Se molte regioni stanno affrontando difficoltà legate alla riduzione dei medici di medicina generale, la Sicilia si distingue per alcune peculiarità. Secondo la Fondazione Gimbe, nell’Isola il 25,5% dei medici supera il massimale di 1.500 assistiti, un dato inferiore alla media nazionale del 51,7%. Al 1° gennaio 2024, il numero medio di assistiti per medico di medicina generale in Sicilia era di 1.161, rispetto alla media nazionale di 1.374.

A un primo sguardo, questi numeri potrebbero far pensare a una situazione meno critica rispetto ad altre regioni. Tuttavia, il quadro cambia se si considera il trend degli ultimi anni. Tra il 2019 e il 2023, il numero di medici di famiglia è diminuito del 12,3%, in linea con il calo nazionale del 12,7%.

Il dato più preoccupante riguarda il futuro. Mentre a livello nazionale si registra una riduzione del 15% nelle domande per i corsi di formazione in medicina generale, in Sicilia si è verificato un incremento del 45%, con 86 candidati in più rispetto ai posti disponibili. Un paradosso che evidenzia la necessità di un maggiore investimento nella formazione e nell’inserimento di nuovi professionisti sul territorio, caso contrario ci sarà un uniformazione al ribasso con le altre regioni.

L’allarme 

Quando potrà reggere questo sistema senza un intervento strutturale? A rispondere è Luigi Galvano, segretario provinciale La Federazione italiana Medici di Medicina Generale Palermo.

“Il ruolo dei medici di medicina generale è cruciale per il funzionamento del Servizio Sanitario Nazionale. Eppure troppo spesso non è pienamente compreso o adeguatamente valorizzato. Oggi i medici di famiglia affrontano carichi di lavoro insostenibili e si trovano a gestire pazienti sempre più complessi senza un adeguato supporto.
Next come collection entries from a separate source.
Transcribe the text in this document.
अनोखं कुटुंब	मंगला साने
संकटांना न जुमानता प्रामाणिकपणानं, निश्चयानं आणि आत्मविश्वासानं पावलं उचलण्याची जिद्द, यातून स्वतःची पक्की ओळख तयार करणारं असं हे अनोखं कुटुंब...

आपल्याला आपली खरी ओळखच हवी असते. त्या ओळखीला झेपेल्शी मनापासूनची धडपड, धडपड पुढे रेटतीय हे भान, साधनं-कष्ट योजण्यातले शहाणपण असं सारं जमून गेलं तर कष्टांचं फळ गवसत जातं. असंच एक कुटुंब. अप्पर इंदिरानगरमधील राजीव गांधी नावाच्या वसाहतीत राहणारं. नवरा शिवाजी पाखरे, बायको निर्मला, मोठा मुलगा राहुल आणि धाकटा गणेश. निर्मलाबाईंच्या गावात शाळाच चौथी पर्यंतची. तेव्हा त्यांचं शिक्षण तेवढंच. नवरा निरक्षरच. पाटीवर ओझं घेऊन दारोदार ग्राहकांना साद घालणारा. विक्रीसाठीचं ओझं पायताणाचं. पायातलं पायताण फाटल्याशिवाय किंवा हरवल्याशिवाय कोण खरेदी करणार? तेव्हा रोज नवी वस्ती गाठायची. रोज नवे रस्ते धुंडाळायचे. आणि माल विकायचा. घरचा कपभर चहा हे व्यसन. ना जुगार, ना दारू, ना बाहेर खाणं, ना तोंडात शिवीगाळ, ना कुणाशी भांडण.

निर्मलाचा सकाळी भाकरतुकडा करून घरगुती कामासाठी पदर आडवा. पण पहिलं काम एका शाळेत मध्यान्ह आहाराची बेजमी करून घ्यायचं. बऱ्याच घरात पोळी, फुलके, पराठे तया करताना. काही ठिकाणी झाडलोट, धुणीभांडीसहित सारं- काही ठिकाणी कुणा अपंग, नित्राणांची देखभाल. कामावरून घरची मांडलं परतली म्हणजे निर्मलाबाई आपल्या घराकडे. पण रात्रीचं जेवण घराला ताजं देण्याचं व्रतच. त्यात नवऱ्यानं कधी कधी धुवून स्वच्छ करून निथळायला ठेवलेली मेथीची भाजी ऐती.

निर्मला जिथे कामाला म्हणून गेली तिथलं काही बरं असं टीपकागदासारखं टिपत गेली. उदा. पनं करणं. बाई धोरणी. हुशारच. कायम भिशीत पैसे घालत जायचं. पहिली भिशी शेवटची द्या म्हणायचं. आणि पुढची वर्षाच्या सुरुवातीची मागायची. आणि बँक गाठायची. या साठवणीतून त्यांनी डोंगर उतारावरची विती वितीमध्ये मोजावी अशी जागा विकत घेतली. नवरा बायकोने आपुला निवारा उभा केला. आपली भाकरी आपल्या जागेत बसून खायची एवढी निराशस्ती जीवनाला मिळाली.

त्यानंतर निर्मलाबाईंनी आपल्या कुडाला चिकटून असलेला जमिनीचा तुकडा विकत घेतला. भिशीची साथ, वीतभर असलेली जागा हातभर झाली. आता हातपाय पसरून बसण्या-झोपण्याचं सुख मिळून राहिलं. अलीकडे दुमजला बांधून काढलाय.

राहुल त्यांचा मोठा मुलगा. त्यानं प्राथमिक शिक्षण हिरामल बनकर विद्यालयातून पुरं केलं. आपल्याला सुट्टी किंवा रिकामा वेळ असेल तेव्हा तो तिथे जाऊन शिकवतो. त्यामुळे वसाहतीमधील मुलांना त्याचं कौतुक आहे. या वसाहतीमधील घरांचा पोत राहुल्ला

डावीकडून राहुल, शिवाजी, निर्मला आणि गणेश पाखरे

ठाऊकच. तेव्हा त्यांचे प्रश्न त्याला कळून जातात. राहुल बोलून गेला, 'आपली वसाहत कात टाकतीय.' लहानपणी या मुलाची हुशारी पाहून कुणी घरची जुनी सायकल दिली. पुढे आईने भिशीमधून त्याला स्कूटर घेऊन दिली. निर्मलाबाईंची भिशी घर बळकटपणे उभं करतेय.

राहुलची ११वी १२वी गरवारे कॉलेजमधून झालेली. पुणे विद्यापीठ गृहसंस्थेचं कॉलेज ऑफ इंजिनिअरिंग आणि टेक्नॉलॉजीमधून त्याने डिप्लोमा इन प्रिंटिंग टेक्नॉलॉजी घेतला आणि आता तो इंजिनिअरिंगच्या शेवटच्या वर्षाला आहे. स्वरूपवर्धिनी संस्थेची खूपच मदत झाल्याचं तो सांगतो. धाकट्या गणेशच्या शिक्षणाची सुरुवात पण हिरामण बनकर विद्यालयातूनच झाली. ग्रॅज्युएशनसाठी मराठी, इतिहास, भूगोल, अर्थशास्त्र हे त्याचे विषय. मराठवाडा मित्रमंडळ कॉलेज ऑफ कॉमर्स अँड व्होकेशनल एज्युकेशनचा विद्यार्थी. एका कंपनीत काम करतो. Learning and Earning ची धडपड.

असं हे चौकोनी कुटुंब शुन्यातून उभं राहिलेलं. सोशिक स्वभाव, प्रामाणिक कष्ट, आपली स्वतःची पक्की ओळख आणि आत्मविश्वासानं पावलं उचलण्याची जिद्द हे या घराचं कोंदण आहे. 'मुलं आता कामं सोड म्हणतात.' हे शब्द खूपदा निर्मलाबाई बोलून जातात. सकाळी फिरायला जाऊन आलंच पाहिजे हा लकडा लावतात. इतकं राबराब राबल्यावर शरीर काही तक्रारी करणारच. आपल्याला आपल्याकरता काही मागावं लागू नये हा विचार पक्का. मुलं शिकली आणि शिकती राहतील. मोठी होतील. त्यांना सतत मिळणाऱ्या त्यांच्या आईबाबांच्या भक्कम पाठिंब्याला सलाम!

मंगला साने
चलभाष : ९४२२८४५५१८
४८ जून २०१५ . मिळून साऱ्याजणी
Non è più tollerabile che la tenuta del sistema sanitario gravi esclusivamente sulle spalle dei professionisti, senza investimenti reali per migliorare il coordinamento dei servizi territoriali”, dichiara Galvano.

“La pandemia ha determinato una accelerazione sull’uso dell’informatica di pronto uso (e-mail e whatsapp) da parte dei cittadini assistiti al punto che durante la pandemia nessuno è rimasto senza farmaci e senza che ci sia stata una riduzione della spesa per farmaci – prosegue -. Ma l’introduzione di questa informatizzazione rudimentale in mano a persone non formate al loro uso, sta determinando un dilagare del carico di richieste ai medici senza che la maggior parte di questi possano avvalersi di collaboratori di studio”.

“Attualmente, circa 20 milioni di cittadini nel Paese rischiano di rimanere senza un medico di fiducia, se non si riesce a contrastare il fenomeno – sottolinea -. Questa carenza non solo aumenta il carico di lavoro dei colleghi in servizio, ma li rende anche più vulnerabili al burnout. Le condizioni di lavoro stanno peggiorando e, al momento, non si vedono investimenti adeguati per un concreto miglioramento. Il rafforzamento del modello convenzionale attraverso incentivi e strumenti di governance più efficaci è l’unica strada percorribile per salvaguardare il sistema”.

L’appello

“La politica deve prendere decisioni concrete, anche riguardo al futuro del ruolo del medico di medicina generale. Rendere i medici di medicina generale dipendenti dei servizi sanitari regionali non garantirà né flessibilità organizzativa, né una riduzione dei costi a carico delle Regioni, né un aumento dell’occupazione attraverso investimenti nei fattori di produzione -evidenzia -. Inoltre, ricordo che i medici di medicina generale vanno oltre le ore di servizio, che vanno definite come minime. Sono i professionisti concretamente più tracciati, infatti ogni prestazione che fanno per via informatica viene tracciata dal ministero dell’economia, basta vedere occupandosi dei pazienti anche in quell’‘assistenza fantasma’ che si svolge al di fuori dell’orario lavorativo, soprattutto per i pazienti fragili, che continuano a trovarsi senza un adeguato riferimento sanitario nei momenti di maggiore necessità, conclude Galvano.